Prologue
Elle se tenait immobile, au bord du vide, les yeux rivés sur le bout de ses bottines vernies. Depuis combien de temps était-elle là, elle n’aurait pu le dire, mais la nuit était tombée depuis bien longtemps, accompagnée par une fine pluie glacée qui donnait à ce quai vide, à peine éclairé par quelques becs de gaz à la flamme vacillante, des allures de royaume des morts. De petits nuages de buée s’échappaient de ses lèvres entrouvertes et, si elle ressentait la morsure du froid, elle n’en laissait rien paraître. Au-dessous d’elle, les eaux noires du grand canal laissaient entendre un léger clapotis, seul bruit tangible au milieu de cette nuit froide. Elle avança un pied, le laissant suspendu dans le vide puis hésita un instant. C’est alors qu’elle entendit des cris et des injures sur sa gauche, provenant d’une ruelle mal éclairée. Elle haussa les épaules et reposa son pied sur la pierre du muret sur lequel elle se tenait, s’efforçant de ne pas prêter attention aux appels de détresse et aux bruits de lutte qui s’étaient amplifiés. Mais le charme était rompu. Après avoir jeté un bref coup d’œil vers les eaux du canal, elle redescendit du parapet et se dirigea là d’où venaient les cris, s’attendant sans surprise à assister à un spectacle qu’elle ne connaissait que trop bien.

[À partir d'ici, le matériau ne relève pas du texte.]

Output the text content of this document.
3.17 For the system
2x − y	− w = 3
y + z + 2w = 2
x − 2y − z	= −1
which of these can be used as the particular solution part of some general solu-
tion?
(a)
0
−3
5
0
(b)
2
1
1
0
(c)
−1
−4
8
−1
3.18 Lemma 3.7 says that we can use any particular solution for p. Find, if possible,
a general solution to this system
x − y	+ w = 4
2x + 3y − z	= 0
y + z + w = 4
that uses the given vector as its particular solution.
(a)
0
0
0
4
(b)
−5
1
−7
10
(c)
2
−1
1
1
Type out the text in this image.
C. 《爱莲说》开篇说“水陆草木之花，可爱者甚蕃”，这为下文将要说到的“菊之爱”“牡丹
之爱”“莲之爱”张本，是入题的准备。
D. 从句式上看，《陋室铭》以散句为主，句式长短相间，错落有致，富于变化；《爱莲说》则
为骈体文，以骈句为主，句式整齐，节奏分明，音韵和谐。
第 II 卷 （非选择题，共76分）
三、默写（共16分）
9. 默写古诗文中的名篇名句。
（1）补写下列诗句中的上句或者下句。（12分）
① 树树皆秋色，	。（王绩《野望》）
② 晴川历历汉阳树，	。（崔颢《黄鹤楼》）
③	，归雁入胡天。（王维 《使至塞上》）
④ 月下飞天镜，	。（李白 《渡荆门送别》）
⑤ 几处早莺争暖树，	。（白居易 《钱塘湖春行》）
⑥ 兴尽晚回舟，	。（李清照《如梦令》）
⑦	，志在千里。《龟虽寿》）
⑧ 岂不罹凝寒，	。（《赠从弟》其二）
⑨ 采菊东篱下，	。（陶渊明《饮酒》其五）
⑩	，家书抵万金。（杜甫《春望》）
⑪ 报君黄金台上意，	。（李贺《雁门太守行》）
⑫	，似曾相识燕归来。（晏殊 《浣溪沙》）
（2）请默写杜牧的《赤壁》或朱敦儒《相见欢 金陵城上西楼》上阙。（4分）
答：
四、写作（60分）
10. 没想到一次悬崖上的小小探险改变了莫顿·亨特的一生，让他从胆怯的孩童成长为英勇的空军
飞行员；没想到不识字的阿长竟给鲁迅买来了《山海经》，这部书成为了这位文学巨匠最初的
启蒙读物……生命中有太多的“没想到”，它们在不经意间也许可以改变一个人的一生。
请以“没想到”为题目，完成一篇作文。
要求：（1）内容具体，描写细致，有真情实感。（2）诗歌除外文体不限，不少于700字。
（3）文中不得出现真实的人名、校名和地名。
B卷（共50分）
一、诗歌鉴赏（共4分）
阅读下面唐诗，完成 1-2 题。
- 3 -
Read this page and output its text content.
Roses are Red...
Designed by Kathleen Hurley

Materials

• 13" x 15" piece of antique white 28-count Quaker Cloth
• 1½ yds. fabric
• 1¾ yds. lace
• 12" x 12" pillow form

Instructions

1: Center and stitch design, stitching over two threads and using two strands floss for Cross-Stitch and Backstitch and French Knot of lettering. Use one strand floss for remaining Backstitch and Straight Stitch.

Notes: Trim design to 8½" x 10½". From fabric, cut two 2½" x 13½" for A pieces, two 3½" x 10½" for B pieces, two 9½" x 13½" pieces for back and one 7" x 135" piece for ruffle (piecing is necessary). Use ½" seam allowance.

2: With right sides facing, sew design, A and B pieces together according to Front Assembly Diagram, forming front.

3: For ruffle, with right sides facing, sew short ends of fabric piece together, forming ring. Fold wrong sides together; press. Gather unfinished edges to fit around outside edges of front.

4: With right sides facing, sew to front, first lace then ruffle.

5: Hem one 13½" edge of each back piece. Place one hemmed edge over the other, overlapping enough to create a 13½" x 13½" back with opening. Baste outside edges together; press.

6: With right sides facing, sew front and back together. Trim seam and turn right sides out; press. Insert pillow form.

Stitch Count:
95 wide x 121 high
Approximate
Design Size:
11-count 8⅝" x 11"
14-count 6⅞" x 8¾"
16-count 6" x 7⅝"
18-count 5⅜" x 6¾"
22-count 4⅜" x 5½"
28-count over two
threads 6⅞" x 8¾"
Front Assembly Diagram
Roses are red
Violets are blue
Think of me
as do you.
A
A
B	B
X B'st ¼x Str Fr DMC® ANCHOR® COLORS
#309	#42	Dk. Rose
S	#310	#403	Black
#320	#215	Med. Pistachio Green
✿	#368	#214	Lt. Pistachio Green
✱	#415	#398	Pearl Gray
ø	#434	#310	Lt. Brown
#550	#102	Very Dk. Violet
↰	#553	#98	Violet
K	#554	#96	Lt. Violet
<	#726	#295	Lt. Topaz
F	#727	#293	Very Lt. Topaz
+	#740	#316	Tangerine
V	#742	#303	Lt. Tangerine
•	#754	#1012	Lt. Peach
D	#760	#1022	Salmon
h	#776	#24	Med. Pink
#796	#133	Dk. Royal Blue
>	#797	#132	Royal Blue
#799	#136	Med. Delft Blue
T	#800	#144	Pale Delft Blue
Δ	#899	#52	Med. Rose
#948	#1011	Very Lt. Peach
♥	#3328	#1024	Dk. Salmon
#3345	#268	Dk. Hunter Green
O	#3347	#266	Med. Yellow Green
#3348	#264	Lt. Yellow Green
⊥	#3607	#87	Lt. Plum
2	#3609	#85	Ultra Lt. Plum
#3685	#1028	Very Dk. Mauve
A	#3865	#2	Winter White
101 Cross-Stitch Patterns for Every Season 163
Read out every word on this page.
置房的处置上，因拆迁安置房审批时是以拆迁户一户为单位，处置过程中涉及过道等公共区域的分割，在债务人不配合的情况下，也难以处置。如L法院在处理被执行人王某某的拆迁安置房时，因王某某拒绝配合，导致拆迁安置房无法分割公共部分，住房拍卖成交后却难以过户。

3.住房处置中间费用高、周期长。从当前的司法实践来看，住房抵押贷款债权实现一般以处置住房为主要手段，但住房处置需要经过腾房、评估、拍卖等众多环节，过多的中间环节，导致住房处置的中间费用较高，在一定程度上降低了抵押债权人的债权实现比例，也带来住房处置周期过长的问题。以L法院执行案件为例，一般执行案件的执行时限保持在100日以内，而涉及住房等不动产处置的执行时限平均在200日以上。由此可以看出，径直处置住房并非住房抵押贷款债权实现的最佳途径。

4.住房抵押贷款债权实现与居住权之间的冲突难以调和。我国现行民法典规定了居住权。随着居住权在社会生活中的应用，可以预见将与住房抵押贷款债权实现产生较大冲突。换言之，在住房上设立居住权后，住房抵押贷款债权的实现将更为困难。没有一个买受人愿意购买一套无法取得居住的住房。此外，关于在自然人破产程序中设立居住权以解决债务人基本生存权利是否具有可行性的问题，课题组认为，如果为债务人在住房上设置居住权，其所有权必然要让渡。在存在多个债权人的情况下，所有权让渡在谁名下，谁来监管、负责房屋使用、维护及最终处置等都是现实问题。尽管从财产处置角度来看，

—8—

« Tu vas filer ton sac ou je te crève ! » L’un des assaillants avait saisi le butin tant convoité et le tirait de toutes ses forces tandis que son acolyte frappait sans relâche la pauvre victime déjà à terre, qui se cramponnait tant bien que mal à sa besace, comme si sa vie en dépendait.
Elle les observa quelques instants, considérant la scène d’un œil critique. Elle connaissait ces hommes, elle les connaissait tous, mais le pauvre hère sur lequel ils s'acharnaient lui était inconnu. Il n'avait pas sa place ici, pensa-t-elle avant d'avancer vers eux d’un pas tranquille. Un sifflement avertit les deux hommes de son arrivée. Deux notes aiguës et lugubres qui remplirent leur regard d’effroi devant cette apparition fantomatique. « La Lijhline ! » s’écria l’un d’eux en reculant prudemment, prêt à détaler au moindre geste de cette femme qui le terrifiait.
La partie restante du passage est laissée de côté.